— Не нужно делать из Пушкина образцового христианина, как раньше из него делали идеолога пролетарской революции. Пушкин живой и разный — тем и дорог. Пушкин — это солнце. На солнце есть пятна, но оно светит. К тому же Пушкин «Гавриилиады» и Пушкин «Бориса Годунова» — разные люди…

— Да-да, — сказал Саша.

Он не очень внимательно слушал Филарета. (Отец Филарет не велел называть себя отцом; он был очень демократичен, так демократичен, что Саша с его мелкобуржуазными предрассудками даже несколько опешил.) Утопая в глубоком мягком кресле, Саша блаженствовал. Маленькая квартирка о. Филарета была уютная, красивая, и в ней была пропасть книг: к удивлению Саши, это все больше были книги светские. Но и Филарет не сумел объяснить Саше, за что ФСБ преследует его и при чем тут Пушкин; впрочем, о. Филарет о Сашиных делах и не говорил пока что вовсе, а только про Пушкина рассказывал. Он рассказывал довольно интересно — во всяком случае, для Саши, — но все это было не то. Саша узнал, что у Пушкина были нелады с ихней царской безопасностью, в частности, из-за поэмы, в которой тот написал про деву Марию неуважительно (о. Филарет снисходительно объяснил это мятущейся душою молодого Пушкина и даже намекнул, что у него самого в юности бывали о деве Марии не очень уважительные мысли, как у всякого мужчины), но те времена давно канули в Лету, да и Пушкин-то помер, так что эти нелады ничегошеньки не проясняли. И если даже в той рукописи, что лежала у Саши в кармане, тоже было написано что-нибудь богохульное, навряд ли из-за нее стали бы так гнать Сашу, ведь у нас все-таки свобода и даже «Майн Кампф» можно купить, если захочешь. А потом Пушкин образумился и пришел к Богу, да он никуда и не уходил от него по большому-то счету. Когда о.Филарет рассказывал, как Пушкин перед смертью радостно согласился на предложение своего друга Жуковского послать за батюшкой, на глазах о.Филарета выступили слезы.

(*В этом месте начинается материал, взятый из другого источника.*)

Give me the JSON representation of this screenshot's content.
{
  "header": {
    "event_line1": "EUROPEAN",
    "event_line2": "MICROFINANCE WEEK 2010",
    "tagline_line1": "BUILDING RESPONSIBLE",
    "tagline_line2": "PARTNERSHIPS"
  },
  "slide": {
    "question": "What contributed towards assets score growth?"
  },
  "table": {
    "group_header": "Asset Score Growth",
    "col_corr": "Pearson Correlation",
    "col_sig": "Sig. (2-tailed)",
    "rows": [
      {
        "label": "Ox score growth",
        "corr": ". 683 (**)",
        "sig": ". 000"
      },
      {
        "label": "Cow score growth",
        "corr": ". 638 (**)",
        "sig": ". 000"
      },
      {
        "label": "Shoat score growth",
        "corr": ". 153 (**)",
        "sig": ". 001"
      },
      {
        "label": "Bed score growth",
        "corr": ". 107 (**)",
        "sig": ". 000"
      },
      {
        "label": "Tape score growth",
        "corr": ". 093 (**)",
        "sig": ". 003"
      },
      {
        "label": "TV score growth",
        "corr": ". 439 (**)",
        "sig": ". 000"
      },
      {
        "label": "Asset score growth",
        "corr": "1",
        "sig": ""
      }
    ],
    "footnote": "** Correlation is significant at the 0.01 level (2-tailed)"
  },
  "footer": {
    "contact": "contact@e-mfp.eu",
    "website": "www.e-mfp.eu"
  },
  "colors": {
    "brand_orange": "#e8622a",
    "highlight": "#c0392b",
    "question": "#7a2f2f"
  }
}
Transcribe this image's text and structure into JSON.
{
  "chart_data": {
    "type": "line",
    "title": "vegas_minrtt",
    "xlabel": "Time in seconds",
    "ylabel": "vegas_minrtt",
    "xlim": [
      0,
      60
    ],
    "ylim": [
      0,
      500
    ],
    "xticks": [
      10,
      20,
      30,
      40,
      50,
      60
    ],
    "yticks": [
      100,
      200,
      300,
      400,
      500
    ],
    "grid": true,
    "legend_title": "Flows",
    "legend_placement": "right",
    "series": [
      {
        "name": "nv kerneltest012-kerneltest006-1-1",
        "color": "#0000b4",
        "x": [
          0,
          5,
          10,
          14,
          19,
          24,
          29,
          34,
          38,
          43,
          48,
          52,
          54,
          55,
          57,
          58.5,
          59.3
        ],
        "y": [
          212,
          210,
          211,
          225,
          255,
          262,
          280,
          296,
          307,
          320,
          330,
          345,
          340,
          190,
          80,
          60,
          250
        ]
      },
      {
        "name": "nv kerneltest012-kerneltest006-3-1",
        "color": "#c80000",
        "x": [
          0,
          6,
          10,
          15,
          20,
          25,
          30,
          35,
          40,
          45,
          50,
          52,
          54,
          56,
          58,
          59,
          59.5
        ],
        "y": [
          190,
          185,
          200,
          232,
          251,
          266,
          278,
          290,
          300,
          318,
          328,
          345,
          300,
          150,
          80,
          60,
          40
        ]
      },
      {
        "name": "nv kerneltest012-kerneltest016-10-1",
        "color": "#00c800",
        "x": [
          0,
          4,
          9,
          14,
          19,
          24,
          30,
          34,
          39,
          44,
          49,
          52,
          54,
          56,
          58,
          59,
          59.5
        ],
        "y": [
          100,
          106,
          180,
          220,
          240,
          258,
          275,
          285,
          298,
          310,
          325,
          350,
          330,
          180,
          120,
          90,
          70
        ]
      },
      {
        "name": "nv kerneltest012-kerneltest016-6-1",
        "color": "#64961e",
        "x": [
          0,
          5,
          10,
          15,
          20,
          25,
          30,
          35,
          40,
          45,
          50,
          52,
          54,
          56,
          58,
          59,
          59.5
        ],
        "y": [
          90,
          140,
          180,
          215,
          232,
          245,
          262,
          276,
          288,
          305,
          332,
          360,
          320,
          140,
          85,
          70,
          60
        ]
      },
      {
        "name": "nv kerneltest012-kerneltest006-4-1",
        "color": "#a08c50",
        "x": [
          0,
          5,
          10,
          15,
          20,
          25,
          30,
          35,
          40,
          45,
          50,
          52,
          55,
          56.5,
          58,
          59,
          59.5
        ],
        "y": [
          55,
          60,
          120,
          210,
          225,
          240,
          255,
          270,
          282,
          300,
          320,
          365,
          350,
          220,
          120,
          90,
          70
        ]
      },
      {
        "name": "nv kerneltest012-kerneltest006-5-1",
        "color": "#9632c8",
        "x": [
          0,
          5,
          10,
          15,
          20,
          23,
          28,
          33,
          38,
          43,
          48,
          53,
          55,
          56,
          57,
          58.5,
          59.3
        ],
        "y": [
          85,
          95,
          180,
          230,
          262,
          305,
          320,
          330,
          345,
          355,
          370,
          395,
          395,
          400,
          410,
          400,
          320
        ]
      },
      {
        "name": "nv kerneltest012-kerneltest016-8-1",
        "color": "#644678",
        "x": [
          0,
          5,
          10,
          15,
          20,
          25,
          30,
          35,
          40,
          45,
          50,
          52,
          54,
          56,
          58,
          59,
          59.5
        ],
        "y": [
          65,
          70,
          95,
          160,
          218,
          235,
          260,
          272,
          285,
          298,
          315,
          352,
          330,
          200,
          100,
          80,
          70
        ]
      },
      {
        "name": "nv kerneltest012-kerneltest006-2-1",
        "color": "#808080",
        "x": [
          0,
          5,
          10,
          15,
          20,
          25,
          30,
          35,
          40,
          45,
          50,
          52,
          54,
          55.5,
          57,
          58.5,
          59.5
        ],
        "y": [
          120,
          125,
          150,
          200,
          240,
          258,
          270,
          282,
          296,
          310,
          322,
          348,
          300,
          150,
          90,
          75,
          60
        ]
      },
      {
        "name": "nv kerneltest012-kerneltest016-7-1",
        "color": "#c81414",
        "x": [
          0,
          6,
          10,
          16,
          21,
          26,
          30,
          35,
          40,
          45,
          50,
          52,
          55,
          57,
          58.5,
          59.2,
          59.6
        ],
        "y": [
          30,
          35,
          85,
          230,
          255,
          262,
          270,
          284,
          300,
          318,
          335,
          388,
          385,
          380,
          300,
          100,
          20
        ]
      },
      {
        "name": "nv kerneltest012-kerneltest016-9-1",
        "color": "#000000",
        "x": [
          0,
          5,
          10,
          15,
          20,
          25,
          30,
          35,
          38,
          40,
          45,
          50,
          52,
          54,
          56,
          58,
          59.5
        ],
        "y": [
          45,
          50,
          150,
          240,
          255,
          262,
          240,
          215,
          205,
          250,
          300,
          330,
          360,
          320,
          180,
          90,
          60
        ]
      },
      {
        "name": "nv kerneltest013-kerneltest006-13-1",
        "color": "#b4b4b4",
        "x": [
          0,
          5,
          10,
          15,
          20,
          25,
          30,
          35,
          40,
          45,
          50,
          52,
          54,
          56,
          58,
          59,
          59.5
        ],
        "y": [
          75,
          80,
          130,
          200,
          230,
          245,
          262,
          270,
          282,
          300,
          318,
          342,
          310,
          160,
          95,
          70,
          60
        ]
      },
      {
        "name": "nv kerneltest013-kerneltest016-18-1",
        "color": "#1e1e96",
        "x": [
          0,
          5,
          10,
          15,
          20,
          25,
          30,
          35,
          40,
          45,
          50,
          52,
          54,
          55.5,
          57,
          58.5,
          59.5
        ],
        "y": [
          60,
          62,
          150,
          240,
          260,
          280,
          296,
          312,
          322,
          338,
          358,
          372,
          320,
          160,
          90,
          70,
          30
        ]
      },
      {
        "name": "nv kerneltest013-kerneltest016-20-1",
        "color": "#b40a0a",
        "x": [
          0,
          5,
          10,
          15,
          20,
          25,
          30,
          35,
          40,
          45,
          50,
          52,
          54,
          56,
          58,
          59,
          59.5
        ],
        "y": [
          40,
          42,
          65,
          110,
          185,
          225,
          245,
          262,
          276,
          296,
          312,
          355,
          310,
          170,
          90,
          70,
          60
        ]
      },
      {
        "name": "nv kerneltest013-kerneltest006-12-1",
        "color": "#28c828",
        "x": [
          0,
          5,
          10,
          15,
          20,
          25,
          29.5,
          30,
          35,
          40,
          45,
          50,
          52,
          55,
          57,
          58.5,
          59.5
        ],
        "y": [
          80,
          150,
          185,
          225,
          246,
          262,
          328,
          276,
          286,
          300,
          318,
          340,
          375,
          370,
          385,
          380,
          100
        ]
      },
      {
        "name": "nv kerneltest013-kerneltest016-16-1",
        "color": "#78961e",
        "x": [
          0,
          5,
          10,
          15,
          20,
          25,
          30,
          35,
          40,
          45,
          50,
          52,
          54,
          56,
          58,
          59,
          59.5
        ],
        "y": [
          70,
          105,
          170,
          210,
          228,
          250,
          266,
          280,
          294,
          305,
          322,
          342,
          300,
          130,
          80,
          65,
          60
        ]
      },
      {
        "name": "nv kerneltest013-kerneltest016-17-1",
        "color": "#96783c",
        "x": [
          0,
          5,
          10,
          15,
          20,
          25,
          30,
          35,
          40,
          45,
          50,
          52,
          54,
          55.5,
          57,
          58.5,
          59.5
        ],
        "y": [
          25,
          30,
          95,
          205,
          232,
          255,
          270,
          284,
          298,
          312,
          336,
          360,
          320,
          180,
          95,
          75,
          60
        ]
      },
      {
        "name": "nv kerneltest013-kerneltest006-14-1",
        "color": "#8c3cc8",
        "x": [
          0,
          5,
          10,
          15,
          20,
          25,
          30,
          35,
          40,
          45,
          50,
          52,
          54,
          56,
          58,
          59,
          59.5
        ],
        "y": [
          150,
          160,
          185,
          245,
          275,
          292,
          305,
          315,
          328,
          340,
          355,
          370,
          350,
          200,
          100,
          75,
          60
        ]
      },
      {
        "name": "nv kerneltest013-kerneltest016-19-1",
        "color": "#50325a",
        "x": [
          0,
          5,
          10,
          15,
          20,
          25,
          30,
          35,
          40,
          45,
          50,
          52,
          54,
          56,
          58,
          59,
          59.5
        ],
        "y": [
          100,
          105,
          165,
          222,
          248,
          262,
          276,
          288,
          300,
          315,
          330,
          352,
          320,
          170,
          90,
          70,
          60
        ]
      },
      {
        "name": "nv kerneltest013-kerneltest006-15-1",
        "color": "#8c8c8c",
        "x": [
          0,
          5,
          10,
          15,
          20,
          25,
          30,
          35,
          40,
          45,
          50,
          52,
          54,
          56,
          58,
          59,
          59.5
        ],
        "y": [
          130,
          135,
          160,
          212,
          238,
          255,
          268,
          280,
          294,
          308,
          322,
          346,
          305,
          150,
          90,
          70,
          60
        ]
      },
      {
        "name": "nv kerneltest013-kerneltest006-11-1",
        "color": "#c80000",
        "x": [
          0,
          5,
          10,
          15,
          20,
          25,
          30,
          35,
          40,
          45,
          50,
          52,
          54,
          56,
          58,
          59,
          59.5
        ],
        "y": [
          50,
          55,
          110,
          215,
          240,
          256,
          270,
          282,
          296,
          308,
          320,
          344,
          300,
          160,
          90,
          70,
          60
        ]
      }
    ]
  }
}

— И представьте, Саша, его спросили, за каким батюшкой послать, а он ответил, что это неважно, за любым из соседней церкви… А ведь он мог бы потребовать митрополита или какого-нибудь знаменитого святого… Какой человек! Настоящий по-хорошему церковный человек.

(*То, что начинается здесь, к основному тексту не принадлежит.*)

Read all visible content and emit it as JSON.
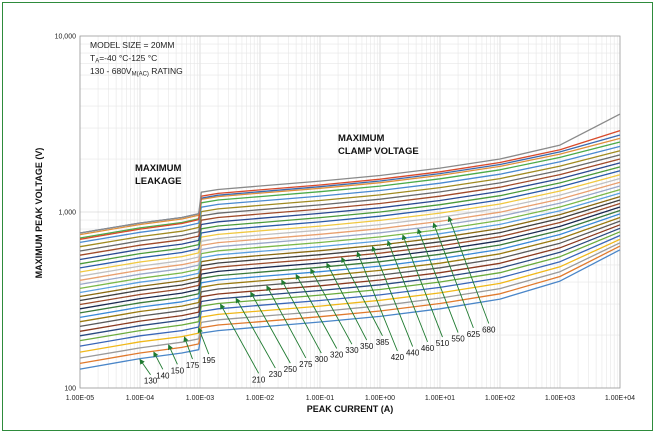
{
  "chart_data": {
    "type": "line",
    "xscale": "log",
    "yscale": "log",
    "xlim": [
      1e-05,
      10000
    ],
    "ylim": [
      100,
      10000
    ],
    "xlabel": "PEAK CURRENT (A)",
    "ylabel": "MAXIMUM PEAK VOLTAGE (V)",
    "x_tick_labels": [
      "1.00E-05",
      "1.00E-04",
      "1.00E-03",
      "1.00E-02",
      "1.00E-01",
      "1.00E+00",
      "1.00E+01",
      "1.00E+02",
      "1.00E+03",
      "1.00E+04"
    ],
    "y_tick_labels": [
      "100",
      "1,000",
      "10,000"
    ],
    "notes": [
      "MODEL SIZE = 20MM",
      "T",
      "A",
      "=-40 °C-125 °C",
      "130  - 680V",
      "M(AC)",
      " RATING"
    ],
    "region_labels": {
      "leakage": [
        "MAXIMUM",
        "LEAKAGE"
      ],
      "clamp": [
        "MAXIMUM",
        "CLAMP VOLTAGE"
      ]
    },
    "x": [
      1e-05,
      0.0001,
      0.0005,
      0.00095,
      0.00105,
      0.002,
      0.01,
      0.1,
      1,
      10,
      100,
      1000,
      10000
    ],
    "series": [
      {
        "name": "130",
        "color": "#4a86c8",
        "values": [
          128,
          147,
          158,
          165,
          205,
          212,
          222,
          237,
          255,
          282,
          320,
          405,
          610
        ],
        "arrow_x": 0.0001,
        "label_at": [
          0.00015,
          110
        ]
      },
      {
        "name": "140",
        "color": "#e07a2e",
        "values": [
          138,
          158,
          170,
          178,
          220,
          228,
          238,
          254,
          274,
          302,
          343,
          430,
          640
        ],
        "arrow_x": 0.00017,
        "label_at": [
          0.00024,
          118
        ]
      },
      {
        "name": "150",
        "color": "#9a9a9a",
        "values": [
          148,
          169,
          182,
          190,
          236,
          244,
          255,
          272,
          293,
          324,
          367,
          458,
          668
        ],
        "arrow_x": 0.0003,
        "label_at": [
          0.00042,
          126
        ]
      },
      {
        "name": "175",
        "color": "#f0b81a",
        "values": [
          160,
          183,
          196,
          205,
          253,
          262,
          274,
          292,
          315,
          347,
          393,
          488,
          700
        ],
        "arrow_x": 0.00055,
        "label_at": [
          0.00075,
          135
        ]
      },
      {
        "name": "195",
        "color": "#3a66b8",
        "values": [
          173,
          198,
          212,
          222,
          272,
          282,
          295,
          314,
          338,
          373,
          422,
          522,
          735
        ],
        "arrow_x": 0.00095,
        "label_at": [
          0.0014,
          144
        ]
      },
      {
        "name": "210",
        "color": "#6aaa3c",
        "values": [
          186,
          212,
          228,
          238,
          292,
          302,
          316,
          337,
          363,
          400,
          452,
          557,
          772
        ],
        "arrow_x": 0.0022,
        "label_at": [
          0.0095,
          112
        ]
      },
      {
        "name": "230",
        "color": "#2a4a80",
        "values": [
          198,
          226,
          243,
          254,
          310,
          321,
          336,
          358,
          386,
          425,
          480,
          590,
          808
        ],
        "arrow_x": 0.004,
        "label_at": [
          0.018,
          120
        ]
      },
      {
        "name": "250",
        "color": "#8a3a20",
        "values": [
          210,
          240,
          258,
          270,
          330,
          342,
          358,
          381,
          411,
          452,
          511,
          626,
          846
        ],
        "arrow_x": 0.007,
        "label_at": [
          0.032,
          128
        ]
      },
      {
        "name": "275",
        "color": "#5a5a5a",
        "values": [
          224,
          256,
          275,
          288,
          352,
          365,
          382,
          407,
          438,
          482,
          545,
          665,
          888
        ],
        "arrow_x": 0.013,
        "label_at": [
          0.058,
          137
        ]
      },
      {
        "name": "300",
        "color": "#9a7a10",
        "values": [
          238,
          272,
          292,
          306,
          374,
          388,
          406,
          432,
          466,
          512,
          579,
          705,
          930
        ],
        "arrow_x": 0.023,
        "label_at": [
          0.105,
          146
        ]
      },
      {
        "name": "320",
        "color": "#3a8ad8",
        "values": [
          252,
          288,
          309,
          324,
          396,
          411,
          430,
          458,
          493,
          543,
          613,
          745,
          975
        ],
        "arrow_x": 0.04,
        "label_at": [
          0.19,
          155
        ]
      },
      {
        "name": "330",
        "color": "#3a7a3a",
        "values": [
          267,
          305,
          327,
          343,
          420,
          435,
          455,
          485,
          522,
          575,
          649,
          786,
          1020
        ],
        "arrow_x": 0.07,
        "label_at": [
          0.34,
          164
        ]
      },
      {
        "name": "350",
        "color": "#1a2a50",
        "values": [
          282,
          322,
          346,
          363,
          444,
          460,
          482,
          513,
          552,
          608,
          686,
          828,
          1068
        ],
        "arrow_x": 0.13,
        "label_at": [
          0.6,
          173
        ]
      },
      {
        "name": "385",
        "color": "#9a4a2a",
        "values": [
          298,
          340,
          365,
          383,
          469,
          486,
          509,
          542,
          583,
          642,
          724,
          872,
          1118
        ],
        "arrow_x": 0.23,
        "label_at": [
          1.1,
          183
        ]
      },
      {
        "name": "420",
        "color": "#404040",
        "values": [
          314,
          359,
          385,
          404,
          495,
          513,
          537,
          572,
          615,
          677,
          764,
          918,
          1170
        ],
        "arrow_x": 0.42,
        "label_at": [
          1.95,
          150
        ]
      },
      {
        "name": "440",
        "color": "#8a6a10",
        "values": [
          331,
          378,
          406,
          426,
          522,
          541,
          566,
          603,
          649,
          714,
          806,
          966,
          1224
        ],
        "arrow_x": 0.75,
        "label_at": [
          3.5,
          159
        ]
      },
      {
        "name": "460",
        "color": "#5aa0e0",
        "values": [
          349,
          399,
          428,
          449,
          551,
          571,
          597,
          636,
          684,
          753,
          850,
          1016,
          1280
        ],
        "arrow_x": 1.35,
        "label_at": [
          6.2,
          169
        ]
      },
      {
        "name": "510",
        "color": "#7ab84a",
        "values": [
          368,
          420,
          451,
          473,
          580,
          602,
          630,
          671,
          722,
          794,
          896,
          1068,
          1340
        ],
        "arrow_x": 2.4,
        "label_at": [
          11,
          180
        ]
      },
      {
        "name": "550",
        "color": "#9aa8c8",
        "values": [
          388,
          443,
          476,
          499,
          612,
          635,
          664,
          708,
          762,
          838,
          945,
          1124,
          1405
        ],
        "arrow_x": 4.3,
        "label_at": [
          20,
          191
        ]
      },
      {
        "name": "625",
        "color": "#e8a070",
        "values": [
          409,
          467,
          502,
          526,
          646,
          670,
          701,
          747,
          804,
          884,
          997,
          1184,
          1475
        ],
        "arrow_x": 7.8,
        "label_at": [
          36,
          203
        ]
      },
      {
        "name": "680",
        "color": "#c0c0c0",
        "values": [
          432,
          493,
          529,
          555,
          682,
          707,
          740,
          788,
          848,
          933,
          1052,
          1248,
          1550
        ],
        "arrow_x": 14,
        "label_at": [
          65,
          215
        ]
      },
      {
        "name": "",
        "color": "#f0c840",
        "values": [
          456,
          520,
          558,
          586,
          720,
          746,
          781,
          832,
          896,
          986,
          1110,
          1316,
          1630
        ],
        "arrow_x": null,
        "label_at": null
      },
      {
        "name": "",
        "color": "#2a5aa8",
        "values": [
          481,
          549,
          589,
          618,
          760,
          788,
          825,
          879,
          946,
          1041,
          1172,
          1388,
          1715
        ],
        "arrow_x": null,
        "label_at": null
      },
      {
        "name": "",
        "color": "#4a9a3a",
        "values": [
          508,
          580,
          622,
          653,
          803,
          833,
          871,
          929,
          1000,
          1100,
          1238,
          1464,
          1805
        ],
        "arrow_x": null,
        "label_at": null
      },
      {
        "name": "",
        "color": "#2a4a90",
        "values": [
          537,
          613,
          657,
          690,
          849,
          880,
          921,
          982,
          1057,
          1163,
          1309,
          1546,
          1900
        ],
        "arrow_x": null,
        "label_at": null
      },
      {
        "name": "",
        "color": "#a04a2a",
        "values": [
          568,
          648,
          695,
          730,
          898,
          931,
          974,
          1038,
          1117,
          1229,
          1383,
          1632,
          2000
        ],
        "arrow_x": null,
        "label_at": null
      },
      {
        "name": "",
        "color": "#6a6a6a",
        "values": [
          600,
          685,
          735,
          772,
          950,
          985,
          1030,
          1098,
          1182,
          1300,
          1463,
          1724,
          2110
        ],
        "arrow_x": null,
        "label_at": null
      },
      {
        "name": "",
        "color": "#a08a20",
        "values": [
          635,
          725,
          778,
          817,
          1005,
          1042,
          1090,
          1162,
          1251,
          1376,
          1548,
          1822,
          2230
        ],
        "arrow_x": null,
        "label_at": null
      },
      {
        "name": "",
        "color": "#4a8ad0",
        "values": [
          672,
          767,
          823,
          865,
          1065,
          1104,
          1155,
          1231,
          1325,
          1457,
          1640,
          1928,
          2360
        ],
        "arrow_x": null,
        "label_at": null
      },
      {
        "name": "",
        "color": "#4aaa4a",
        "values": [
          712,
          812,
          872,
          916,
          1128,
          1170,
          1224,
          1304,
          1404,
          1544,
          1737,
          2042,
          2500
        ],
        "arrow_x": null,
        "label_at": null
      },
      {
        "name": "",
        "color": "#e0903a",
        "values": [
          744,
          849,
          912,
          958,
          1180,
          1224,
          1280,
          1364,
          1468,
          1614,
          1816,
          2134,
          2620
        ],
        "arrow_x": null,
        "label_at": null
      },
      {
        "name": "",
        "color": "#3a6ab0",
        "values": [
          760,
          866,
          930,
          978,
          1200,
          1246,
          1305,
          1392,
          1500,
          1652,
          1862,
          2196,
          2740
        ],
        "arrow_x": null,
        "label_at": null
      },
      {
        "name": "",
        "color": "#d84a2a",
        "values": [
          700,
          800,
          860,
          905,
          1230,
          1276,
          1335,
          1424,
          1535,
          1692,
          1910,
          2260,
          2900
        ],
        "arrow_x": null,
        "label_at": null
      },
      {
        "name": "",
        "color": "#8a8a8a",
        "values": [
          760,
          866,
          930,
          978,
          1295,
          1343,
          1405,
          1498,
          1613,
          1775,
          2000,
          2400,
          3600
        ],
        "arrow_x": null,
        "label_at": null
      }
    ],
    "grid": true
  }
}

Саша кивнул. Ему было грустно и жаль себя и Пушкина, и слова Филарета о том, что Пушкин велел послать за батюшкой «радостно», как-то покоробили его. Ты хотел убить любовника жены, а он убил тебя, и жена осталась вся в долгах и с кучею детишек — чему уж тут так сильно радоваться? И уж конечно, если Пушкин умирал от раны в живот и ему было очень больно и он знал, что умирает, ему было все равно, митрополит его исповедует или кто, и никакой особой заслуги Пушкина Саша тут опять же не видел и не понимал, чем так восхищается о.Филарет. Но это все были мелочи. Саша вспомнил, что не захотел подойти к батюшке из церкви на Бауманской, потому что батюшка показался ему нехорош. Но стыдно ему не стало. Ведь он еще не умирал, когда строгий и скучный батюшка ему не понравился. Если б умирал, тогда другое дело.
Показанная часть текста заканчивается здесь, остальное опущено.